From: Aniska Bitomsky
Sent: Monday, 19 August, 10:49
Subject: Why I chose Ecuador
Writing my first blog post is kind of exciting and scary, but here we go. I came back from the Ecuadorian consulate in London yesterday and finally received my visa, wuhu. Getting that visa was such a struggle for me, especially as it was the first visa I ever had to get in my life, bless the EU and Schengen. There were a few weeks in which I was scared I wouldn’t receive it on time, so finally getting to see the virtual visa wasn’t only a great relief but also made me realize that this is really happening and it is happening soon (I am leaving for the US in a week). And I am so not ready at the moment. That is partially due to me having to go back to Germany and pack before I leave which is still a few days away. Enough on the current situation, it isn’t really that interesting anyways, and more about why I decided to go to Ecuador in my gap year.
As most of you know, Ecuador is on the equator and is known for its high levels of biodiversity and the Amazon rainforest. In fact, it supports around 10% of the world’s biodiversity due to its different ranges of habitats, such as its coastal areas, the Andes mountains and of course the tropical rainforest.  To me this variety of complex ecological systems is super fascinating, especially as most scientist agree that we are currently experiencing the sixth mass extinction event (great book to read: The Sixth Mass Extinction – An Unnatural History by Elizabeth Kolbert).
Quick definition: “The extinction of a large number of species within a relatively short period of geological time, thought to be due to factors such as a catastrophic global event or widespread environmental change that occurs too rapidly for most species to adapt.”

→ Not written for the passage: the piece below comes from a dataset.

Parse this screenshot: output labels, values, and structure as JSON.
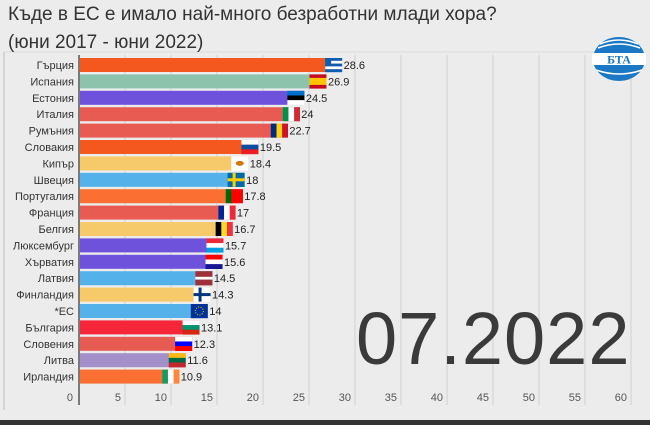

You may have guessed by now that I am somewhat passionate about environmental activism and species conservation. To me it is a great privilege to be able to emerge into the culture of a country with such a high biodiversity level, variety of habitats and especially the rainforests which are so vital to global climate patterns. I come from Europe and lived in two wealthy nations where there generally is a growing awareness about environmental degradation and climate change as summers are getting hotter and plastic pollution more visible. But so far, most people are still too comfortable and unaffected to realize how urgent the environmental crisis is. Sustainability is a common term, yet still mostly absent from every-day life for the majority of people. I am intrigued to know what the situation is like in Ecuador as the surroundings are very different and the GDP significantly lower than in the UK or Germany. What is their understanding of sustainability? Is environmental degradation regarded with more concern? How do the people in my future community respond to climate change?
My interest in these questions has not only led me to Ecuador but also to a place in the course development and environment at the London School of Economics and Political Science after my gap year. However, I didn’t want to start my university studies on the topic of sustainable development without having any practical experience of different cultural perspectives on environmental issues and a deepened understanding of implementations of sustainable development across the globe. I am very grateful for the opportunity to explore the topic I am planning on dedicating my life to in a more practical sense in my gap year with Global Citizen Year!